Building National Capacities
It would be an understatement to point out that there is a global capacity problem when it comes to acting against atrocities. While the UN has limited ability to enforce international law, most countries that are signatories of the Genocide Convention have done very little to build the capacity and infrastructure for analysis and action. In the past few years, however, the Obama administration has made some important changes to ensure the prevention of genocide and atrocities. (…)
Mobilizing Democracy
National governments’ responses to mass-atrocity crimes have typically been minimal, ad hoc, and lacking overarching policies to implement preventative strategies. There are currently no mechanisms in place to ensure national governments uphold their international obligations to act when massive human rights abuses are taking place.

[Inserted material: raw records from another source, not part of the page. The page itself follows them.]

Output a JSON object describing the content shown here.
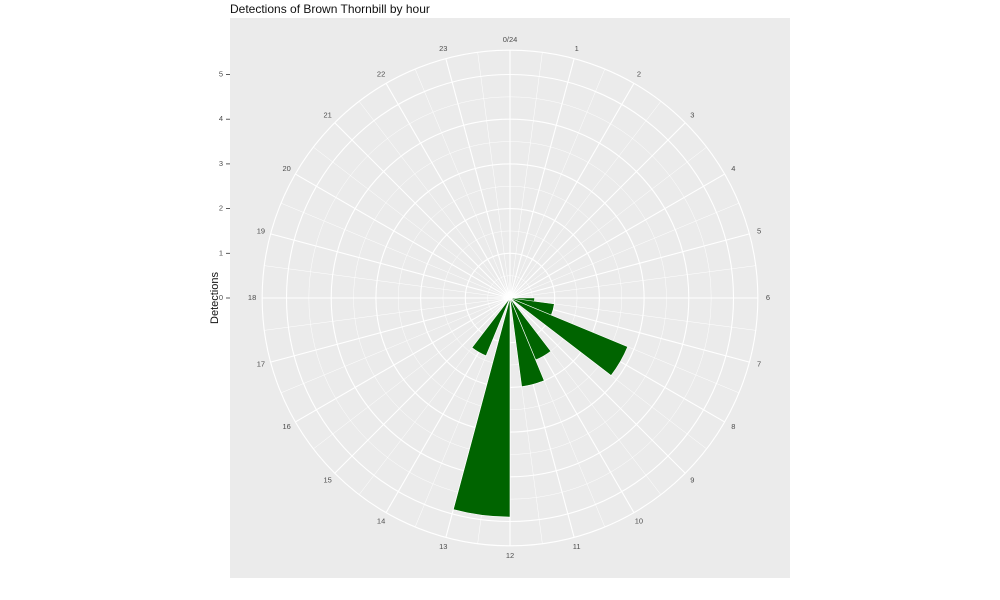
{
  "chart_data": {
    "type": "bar",
    "coord": "polar",
    "title": "Detections of Brown Thornbill by hour",
    "xlabel": "",
    "ylabel": "Detections",
    "x_tick_labels": [
      "0/24",
      "1",
      "2",
      "3",
      "4",
      "5",
      "6",
      "7",
      "8",
      "9",
      "10",
      "11",
      "12",
      "13",
      "14",
      "15",
      "16",
      "17",
      "18",
      "19",
      "20",
      "21",
      "22",
      "23"
    ],
    "y_tick_labels": [
      "0",
      "1",
      "2",
      "3",
      "4",
      "5"
    ],
    "ylim": [
      0,
      5.5
    ],
    "bar_color": "#006400",
    "panel_color": "#EBEBEB",
    "grid_color": "#FFFFFF",
    "bars": [
      {
        "hour": 6.5,
        "value": 0.55
      },
      {
        "hour": 7,
        "value": 1.0
      },
      {
        "hour": 8,
        "value": 2.85
      },
      {
        "hour": 10,
        "value": 1.5
      },
      {
        "hour": 11,
        "value": 2.0
      },
      {
        "hour": 12.5,
        "value": 4.9
      },
      {
        "hour": 14,
        "value": 1.4
      }
    ]
  }
}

The good news is that this might all be about to change. Experience in the United Kingdom and Canada shows that parliamentarians can make a contribution to focus the executive branch of government on the prevention of, and response to, genocide. Parliamentarians have a role in agenda-setting ahead of a crisis or while a crisis is underway, and can hold the executive, foreign office, or other administrative departments to account. (…)
At the international level, the Inter-Parliamentary Union is delving into these issues as well, seeking to form a united front and share lessons learned on the role that parliamentarians the world over can play in holding executive branches to account in upholding their responsibility to protect.(…)
Moving Forward
The global fight to combat mass-atrocity crimes is marked by more failures than successes, but real progress is being made. The above-mentioned developments cannot be discounted as insignificant.
While we might never be able to halt all atrocities, in the years ahead, the global architecture being created will render it increasingly difficult for governments and non-state actors to literally get away with murder.